In social and behavioral science research, they have studied the social determinants of racial disparities in chronic kidney disease.
In health services research, they have examined the role of patient-provider communication in illness management for diabetes.
LRP recipients are very competitive, become independent investigators at a higher rate than their colleagues, and develop into leaders in their fields. There is a need to increase the diversity of the biomedical research workforce, and the LRP provides a pathway to accomplish this goal.
A participant asked whether there must be a racial difference at the level of fundamental molecular mechanisms to be supported by an NIMHD grant. Dr. Hunter said that there does not need to be a difference at the level of the molecular mechanism, but that the study must address a health disparities problem. The case should be made in the background section of the grant.
Dr. Richard White said that he has benefited from the LRP program since 2009. He explained that the LRP allowed him to focus on reducing his personal debt. He expressed gratitude for the program and encouraged others to apply. He is currently a health disparities researcher focusing on health literacy and the improvement of diabetes outcomes. He would like to study not just adult or pediatric populations in the context of obesity prevention, but also family-based interventions. Dr. Hunter reiterated that all studies are eligible for NIMHD funding, provided they are conducted in a health-disparate population.

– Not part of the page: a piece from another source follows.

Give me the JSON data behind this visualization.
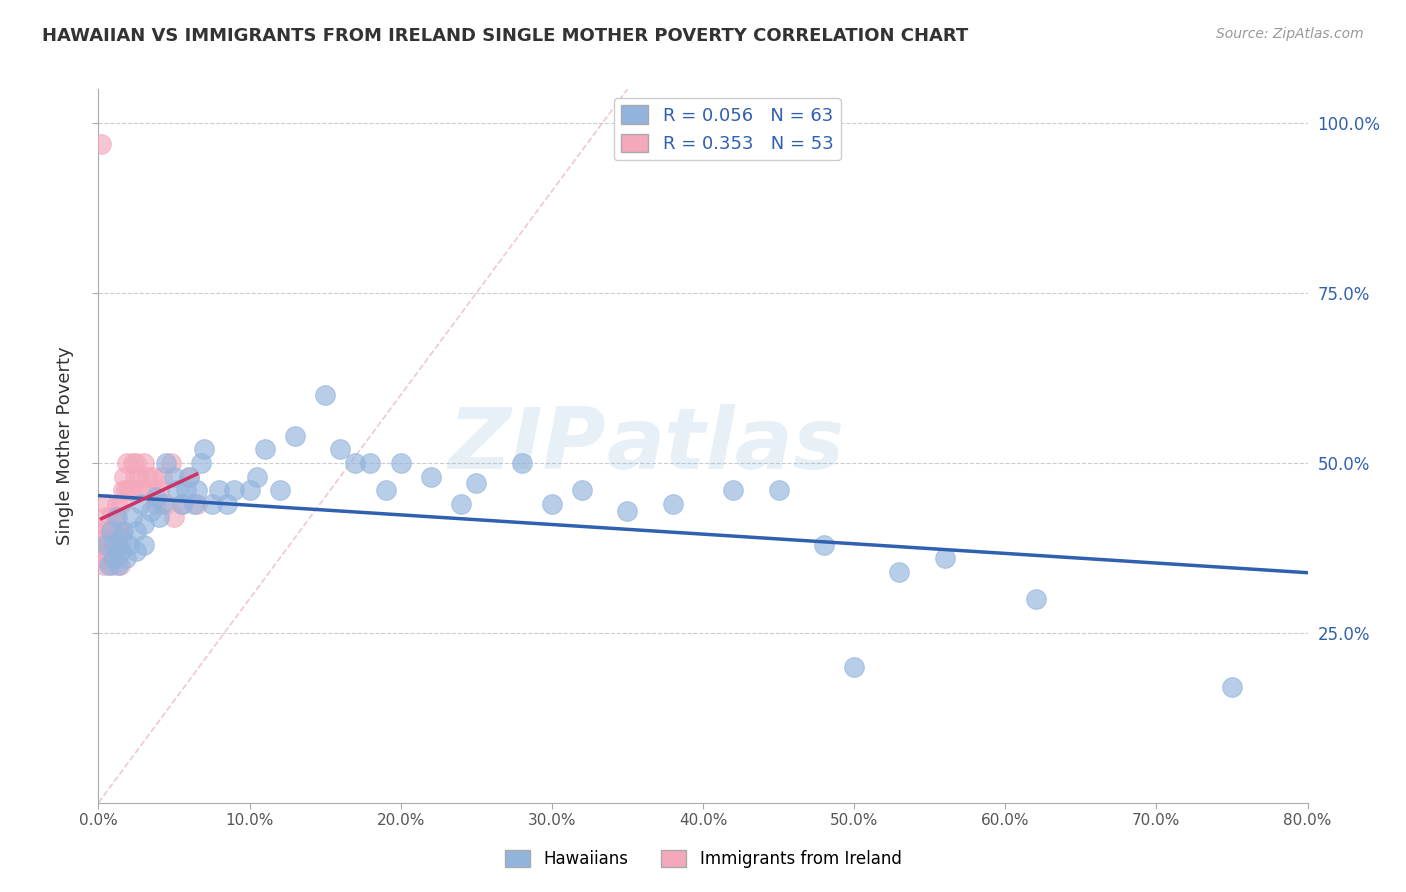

Dr. Regina Simms mentioned that she also benefited from the LRP, but her grant was not renewed. She asked for clarification about whether it would be advantageous to represent herself as an independent or mentored researcher in the application, and she asked at what level a researcher is considered independent. Dr. Hunter replied that it is always helpful to partner with consultants and experts. She advised the mentored approach.
Another recipient of the LRP said it was very useful for keeping him financially stable during his time as a junior faculty member. He noted, however, that those working for the U.S. Department of Veterans Affairs (VA) are not eligible because it is part of the Federal government. He then asked a question about basic and applied research sections: Are those grants reviewed by special-emphasis panels based on the scientific expertise that is required? Dr. Hunter said that these grants are reviewed internally and are not sent to NIH’s Center for Scientific Review (CSR).
Another participant asked whether it is necessary to have funded research at the time of application. Dr. Hunter explained that applicants need preliminary data to use as the basis for the research plan. A participant who received the LRP said that at the time that he applied, he had full funding already, but the funding expired during the LRP period.
Dr. Hunter clarified that applicants are eligible only if the loan represents more than 20 percent of the applicant’s income. A participant asked whether there are LRPs for those who do not meet the 20-percent eligibility criteria. Dr. Hunter said that such programs do exist.